35% of Arkansas Banks Closed in Past Decade

March 22, 2016

A lack of succession planning, the costs of fighting cyberattacks and competition with online mortgage companies that have no brick and mortar branches are some of the reasons the number of banks in Arkansas has fallen by 35 percent over the past decade, financial experts said.

The number of institutions could drop another 30 percent in the next 10 years, said Phil Baldwin, chief executive officer of Citizens Bank in Batesville, which has about $725 million in assets.

“I think for really, really small banks in very small markets, there could be a time when there is no value there anymore,” Baldwin told the Arkansas Democrat-Gazette. “The bigger banks in Arkansas right now are probably not interested in buying small banks. They’re so big it doesn’t matter. They are out buying big banks.”

Bankers are feeling the competitive pinch, too, from businesses like Wal-Mart and Rocket Mortgage — a subsidiary of Quicken Loans and one of the largest mortgage lenders in Arkansas.

“(Rocket Mortgage does) everything online and they have no branches,” Baldwin said. “And small banks are competing against that.”

There were 161 banks based in Arkansas at the end of 2005 and 104 at the end of 2015 — a decline of 35 percent.

In Arkansas, there are 11 banks with more than $1 billion in assets, 35 between $970 million and $205 million and 58 with less than $200 million in assets.

The lack of succession planning is one of the causes of bank mergers because there are no younger members of the family moving into management, said Garland Binns, a Little Rock banking attorney with the Dover Dixon Horne firm.

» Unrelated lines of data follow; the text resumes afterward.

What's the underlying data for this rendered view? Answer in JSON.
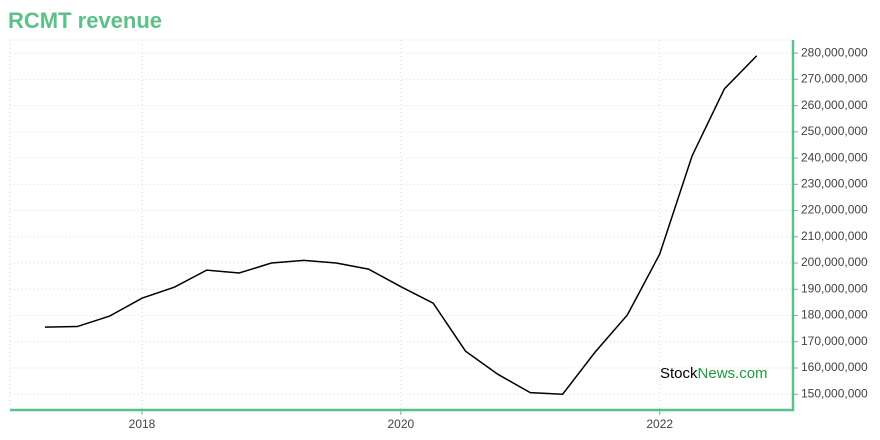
{
  "chart_data": {
    "type": "line",
    "title": "RCMT revenue",
    "watermark": [
      "Stock",
      "News.com"
    ],
    "x": [
      2017.25,
      2017.5,
      2017.75,
      2018,
      2018.25,
      2018.5,
      2018.75,
      2019,
      2019.25,
      2019.5,
      2019.75,
      2020,
      2020.25,
      2020.5,
      2020.75,
      2021,
      2021.25,
      2021.5,
      2021.75,
      2022,
      2022.25,
      2022.5,
      2022.75
    ],
    "series": [
      {
        "color": "#000000",
        "values": [
          175600000,
          175800000,
          179800000,
          186600000,
          190800000,
          197300000,
          196200000,
          200000000,
          201000000,
          200000000,
          197700000,
          191000000,
          184700000,
          166400000,
          157600000,
          150600000,
          150000000,
          166000000,
          180200000,
          203400000,
          240800000,
          266400000,
          279000000
        ]
      }
    ],
    "xlim": [
      2016.98,
      2023.03
    ],
    "xticks": [
      2018,
      2020,
      2022
    ],
    "ylim": [
      144000000,
      285000000
    ],
    "yticks": [
      {
        "value": 150000000,
        "label": "150,000,000"
      },
      {
        "value": 160000000,
        "label": "160,000,000"
      },
      {
        "value": 170000000,
        "label": "170,000,000"
      },
      {
        "value": 180000000,
        "label": "180,000,000"
      },
      {
        "value": 190000000,
        "label": "190,000,000"
      },
      {
        "value": 200000000,
        "label": "200,000,000"
      },
      {
        "value": 210000000,
        "label": "210,000,000"
      },
      {
        "value": 220000000,
        "label": "220,000,000"
      },
      {
        "value": 230000000,
        "label": "230,000,000"
      },
      {
        "value": 240000000,
        "label": "240,000,000"
      },
      {
        "value": 250000000,
        "label": "250,000,000"
      },
      {
        "value": 260000000,
        "label": "260,000,000"
      },
      {
        "value": 270000000,
        "label": "270,000,000"
      },
      {
        "value": 280000000,
        "label": "280,000,000"
      }
    ],
    "grid": true,
    "axis_color": "#5cc08a"
  }
}
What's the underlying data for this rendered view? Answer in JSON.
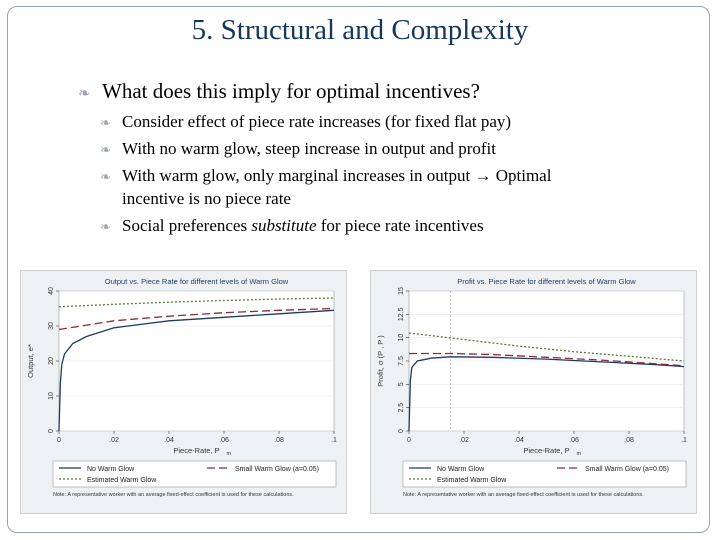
{
  "slide": {
    "title": "5. Structural and Complexity",
    "bullet_main": "What does this imply for optimal incentives?",
    "sub_bullets": [
      {
        "text": "Consider effect of piece rate increases (for fixed flat pay)"
      },
      {
        "text": "With no warm glow, steep increase in output and profit"
      },
      {
        "line1": "With warm glow, only marginal increases in output ",
        "arrow": "→",
        "after": " Optimal",
        "line2": "incentive is no piece rate"
      },
      {
        "pre": "Social preferences ",
        "em": "substitute",
        "post": " for piece rate incentives"
      }
    ],
    "bullet_icon": "curl-bullet-icon",
    "accent": "#17375e"
  },
  "chart_data": [
    {
      "type": "line",
      "title": "Output vs. Piece Rate for different levels of Warm Glow",
      "xlabel": "Piece-Rate, P",
      "xlabel_sub": "m",
      "ylabel": "Output, e*",
      "xlim": [
        0,
        0.1
      ],
      "ylim": [
        0,
        40
      ],
      "xticks": [
        0,
        0.02,
        0.04,
        0.06,
        0.08,
        0.1
      ],
      "xtick_labels": [
        "0",
        ".02",
        ".04",
        ".06",
        ".08",
        ".1"
      ],
      "yticks": [
        0,
        10,
        20,
        30,
        40
      ],
      "ytick_labels": [
        "0",
        "10",
        "20",
        "30",
        "40"
      ],
      "series": [
        {
          "name": "No Warm Glow",
          "color": "#1f3b5c",
          "dash": "",
          "x": [
            0,
            0.0005,
            0.001,
            0.002,
            0.005,
            0.01,
            0.02,
            0.04,
            0.06,
            0.08,
            0.1
          ],
          "y": [
            0,
            14,
            19,
            22,
            25,
            27,
            29.5,
            31.5,
            32.5,
            33.5,
            34.5
          ]
        },
        {
          "name": "Small Warm Glow (a=0.05)",
          "color": "#8b2a3a",
          "dash": "8,4",
          "x": [
            0,
            0.02,
            0.04,
            0.06,
            0.08,
            0.1
          ],
          "y": [
            29,
            31.5,
            32.8,
            33.8,
            34.5,
            35
          ]
        },
        {
          "name": "Estimated Warm Glow",
          "color": "#5a7a3a",
          "dash": "2,2",
          "x": [
            0,
            0.02,
            0.04,
            0.06,
            0.08,
            0.1
          ],
          "y": [
            35.5,
            36.2,
            36.8,
            37.3,
            37.7,
            38
          ]
        }
      ],
      "legend": [
        "No Warm Glow",
        "Small Warm Glow (a=0.05)",
        "Estimated Warm Glow"
      ],
      "note": "Note: A representative worker with an average fixed-effect coefficient is used for these calculations."
    },
    {
      "type": "line",
      "title": "Profit vs. Piece Rate for different levels of Warm Glow",
      "xlabel": "Piece-Rate, P",
      "xlabel_sub": "m",
      "ylabel": "Profit, σ (P , P )",
      "xlim": [
        0,
        0.1
      ],
      "ylim": [
        0,
        15
      ],
      "xticks": [
        0,
        0.02,
        0.04,
        0.06,
        0.08,
        0.1
      ],
      "xtick_labels": [
        "0",
        ".02",
        ".04",
        ".06",
        ".08",
        ".1"
      ],
      "yticks": [
        0,
        2.5,
        5,
        7.5,
        10,
        12.5,
        15
      ],
      "ytick_labels": [
        "0",
        "2.5",
        "5",
        "7.5",
        "10",
        "12.5",
        "15"
      ],
      "vline_x": 0.015,
      "markers": [
        "P",
        "Pm"
      ],
      "series": [
        {
          "name": "No Warm Glow",
          "color": "#1f3b5c",
          "dash": "",
          "x": [
            0,
            0.0005,
            0.001,
            0.003,
            0.008,
            0.015,
            0.03,
            0.05,
            0.07,
            0.09,
            0.1
          ],
          "y": [
            0,
            5.5,
            6.8,
            7.5,
            7.8,
            7.95,
            7.9,
            7.7,
            7.4,
            7.1,
            6.9
          ]
        },
        {
          "name": "Small Warm Glow (a=0.05)",
          "color": "#8b2a3a",
          "dash": "8,4",
          "x": [
            0,
            0.015,
            0.03,
            0.05,
            0.07,
            0.09,
            0.1
          ],
          "y": [
            8.3,
            8.3,
            8.2,
            7.9,
            7.6,
            7.2,
            7
          ]
        },
        {
          "name": "Estimated Warm Glow",
          "color": "#5a7a3a",
          "dash": "2,2",
          "x": [
            0,
            0.02,
            0.04,
            0.06,
            0.08,
            0.1
          ],
          "y": [
            10.5,
            9.8,
            9.1,
            8.5,
            8,
            7.5
          ]
        }
      ],
      "legend": [
        "No Warm Glow",
        "Small Warm Glow (a=0.05)",
        "Estimated Warm Glow"
      ],
      "note": "Note: A representative worker with an average fixed-effect coefficient is used for these calculations."
    }
  ]
}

“The younger members of the family move away and gravitate to larger metropolitan areas, where there is more opportunity for employment,” Binns said.

Sean Williams, chief executive officer of First National Bank of Wynne, said banks need to form partnerships with each other and assist with compliance issues.

“We’ve got to figure out how to help one another,” Williams said. “It’s going to be a challenging environment.”